ここは元花火工場があった。花火が爆発して10人ほど死者が出た。入居してまもない頃、庭を掘り返したら骨が出たという話を聞いた。私はこの花火工場の爆発時を取材している。毎日新聞の関連会社がここに47軒の社員用の住宅を立てた。敷地の広さで多少値段の高低があったが当時頭金が15万円、残り20万は月賦払いであったと記憶している。すべて入居者は毎日社員であった。今は毎日社員はおらずその子供か他所から来た人たちである。2軒アパートが作られて、若い人たちが住んでいる。私の周り9軒について見ると、空き家2軒(ここに5,6千万円の家が立つ予定)、他の7軒は大きく変わった。
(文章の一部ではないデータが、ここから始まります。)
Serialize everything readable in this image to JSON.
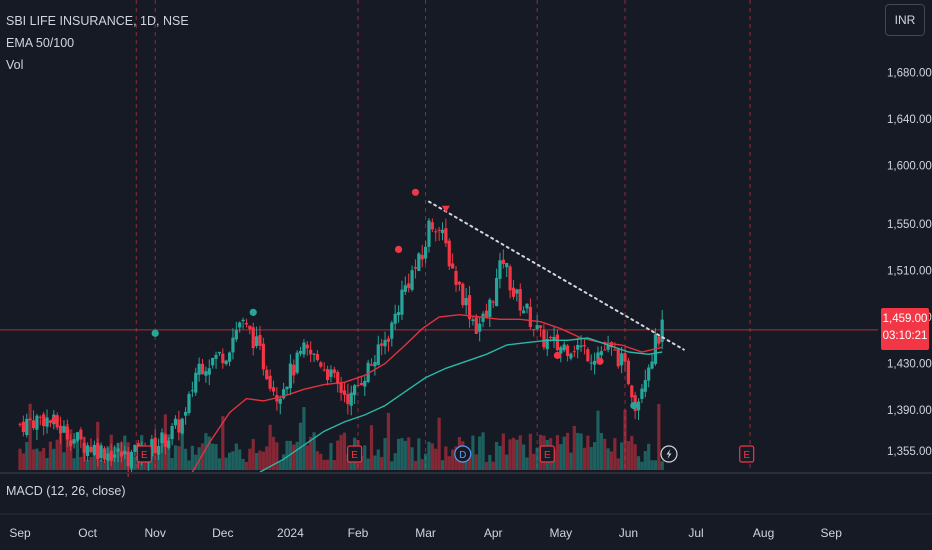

昔は中央線国分寺南口からタクシーに『毎日住宅へ』といえば行ってくれたが今は全く通用しない。

昭和48年平屋から2階建てに立て直した。庭のみかんの木は義父が新築祝いに植えたものである。時々みかんをたくさん実らせる。11月中旬頃息子に取ってもらう。ある時所沢の小学校校庭から飛ばした記念の風船が引っかかっていたので通報したら感謝された。西部代表として北九州市に赴任した7年間ほど友人に家を貸した。本当は3年ぐらいで大阪転勤の話があったがやっかむものがいて実現しなかった。「九州生活」は堪能した。

なくなったが近くに居を構えるご婦人が猫好きで野良猫に餌をやるので野良猫がその家へよく集まるようになった。野良猫が至るところに糞を垂れる。とくに我の庭は被害を受けた。苦情いったところ市の動物愛護団体の役員と我が家へ抗議に来た。『餌をやるのがどこが悪いのか』という。こちらは「人間が快適な生活を送る権利と動物愛護と比較考量してみればはっきりするではないか」と反論した。旦那は私の大連2中の同級生・高橋光男君と予科練の同期生で、回転特攻隊員であったが出撃直前で終戦となった。

この地区の絆は昔ほど強くないが万一の場合はお互いに助け合わねばならないと思っている。避難場所は近くにある東京農工大学である。私はまっさきに逃げず周りの人たちが避難したか確認せてからにしようと覚悟を決めている。私が一番古狸であるからである。

ゆく歳月は幾多の人生模様を描きながら過ぎてゆく。太陽は東から出てきた西に沈む。われに一杯の水と一碗の飯があればよい。それ以上の贅沢は望まない。